Having been around since the 1900s, LIC/LITs had an esteemed history and the largest one, The Australian Foundation Investment Company, had been around since 1928 and had over $9 billion in assets under management.

Gluskie said LIC/LITs had their benefits but were unsuitable for investors with short-term time horizons, firms operating niche strategies or unstable investment strategies as this could result in dramatic shifts in buying or selling.

“Firms have to assess if a LIC/LIT is appropriate for that asset or the investor they are targeting, it is important to choose the right structure and maybe it was the wrong one for those which have now converted,” he said.

“If you have a long-term mindset then it can create opportunities for investors.

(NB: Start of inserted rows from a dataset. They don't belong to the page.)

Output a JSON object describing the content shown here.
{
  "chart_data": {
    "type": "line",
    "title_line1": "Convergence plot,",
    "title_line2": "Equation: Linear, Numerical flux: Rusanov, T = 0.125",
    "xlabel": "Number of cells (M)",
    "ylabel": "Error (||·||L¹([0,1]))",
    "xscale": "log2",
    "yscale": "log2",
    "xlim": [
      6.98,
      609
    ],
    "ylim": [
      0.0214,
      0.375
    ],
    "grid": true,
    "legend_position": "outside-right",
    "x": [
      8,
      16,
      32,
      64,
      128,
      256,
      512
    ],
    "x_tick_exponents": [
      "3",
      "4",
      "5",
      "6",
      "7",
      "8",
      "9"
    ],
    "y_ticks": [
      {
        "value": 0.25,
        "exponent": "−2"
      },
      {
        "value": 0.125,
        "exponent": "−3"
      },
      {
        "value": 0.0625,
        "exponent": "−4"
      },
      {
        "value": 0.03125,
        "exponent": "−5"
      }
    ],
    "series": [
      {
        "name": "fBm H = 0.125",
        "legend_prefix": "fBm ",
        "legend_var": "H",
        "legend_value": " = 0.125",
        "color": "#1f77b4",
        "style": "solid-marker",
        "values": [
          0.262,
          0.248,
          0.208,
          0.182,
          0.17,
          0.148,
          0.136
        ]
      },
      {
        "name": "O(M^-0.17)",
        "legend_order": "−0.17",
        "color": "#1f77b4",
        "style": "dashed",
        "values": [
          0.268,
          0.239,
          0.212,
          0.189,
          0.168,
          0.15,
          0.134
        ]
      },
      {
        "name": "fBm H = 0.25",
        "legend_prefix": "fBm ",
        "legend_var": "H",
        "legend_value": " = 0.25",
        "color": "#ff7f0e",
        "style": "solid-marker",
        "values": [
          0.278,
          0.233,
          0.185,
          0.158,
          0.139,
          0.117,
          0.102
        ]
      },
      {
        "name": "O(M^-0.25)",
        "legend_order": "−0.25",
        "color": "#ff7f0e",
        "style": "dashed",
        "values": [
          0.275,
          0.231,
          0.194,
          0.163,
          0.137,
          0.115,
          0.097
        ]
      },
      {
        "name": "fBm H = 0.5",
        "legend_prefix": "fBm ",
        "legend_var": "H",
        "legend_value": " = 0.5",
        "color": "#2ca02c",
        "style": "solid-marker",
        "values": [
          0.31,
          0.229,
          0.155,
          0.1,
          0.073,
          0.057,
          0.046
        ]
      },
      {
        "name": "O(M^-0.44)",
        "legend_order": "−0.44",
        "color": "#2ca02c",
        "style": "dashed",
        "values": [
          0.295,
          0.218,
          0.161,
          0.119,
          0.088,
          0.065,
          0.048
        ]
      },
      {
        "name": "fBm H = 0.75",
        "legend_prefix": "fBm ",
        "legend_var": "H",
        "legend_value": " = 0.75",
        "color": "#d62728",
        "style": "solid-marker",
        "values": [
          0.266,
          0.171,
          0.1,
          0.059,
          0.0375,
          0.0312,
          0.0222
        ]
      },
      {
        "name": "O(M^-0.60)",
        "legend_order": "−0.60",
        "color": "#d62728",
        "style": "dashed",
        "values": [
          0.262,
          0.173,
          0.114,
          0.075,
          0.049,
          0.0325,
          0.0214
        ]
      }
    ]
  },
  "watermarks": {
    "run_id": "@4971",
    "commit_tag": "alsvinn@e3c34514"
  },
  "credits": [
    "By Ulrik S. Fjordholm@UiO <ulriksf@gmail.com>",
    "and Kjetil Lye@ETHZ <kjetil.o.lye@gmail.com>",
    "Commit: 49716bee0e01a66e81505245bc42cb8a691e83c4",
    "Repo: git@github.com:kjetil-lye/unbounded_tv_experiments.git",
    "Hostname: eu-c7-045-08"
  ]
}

“Companies should have that longevity to be able to understand the liquidity mismatch and need to be prepared to run with that.”

Adam Myers, head of distribution at Pengana, said the firm was happy with its International Equities LIC.

“We are very satisfied with the structure and have not had any unhappiness, it has been good for our investors.”

Wright said he still thought LIC/LITs were a good vehicle as they provided access to strategies that would not normally be accessible but firms needed to consider if they were appropriate for their chosen strategy.

Gluskie acknowledged there had been a downturn in the number of LIC/LITs launched in the last three years but attributed this to the unusual COVID-19 market conditions and the political debate about franking credits which occurred in the last Federal election.

The sector was $58 billion in size at the end of June 2021, and $36 billion of this was invested in Australian equities and $16.5 billion in global equities. The remainder was held in fixed income LIC/LITs.

But, according to BetaShares, since the abolition of commission paid to brokers by LIC sponsors in May 2020, there had been a net reduction of 10 LICs a year later and the firm said this was indicative of growth being tied to broker remuneration.

Shields said: “LICs were the old way of doing things, they tended to be pushed by stockbrokers who would get fees from the IPOs. 

“I don’t think we will see the market go back to them, I wonder why people would run funds in any other way [to open-ended].”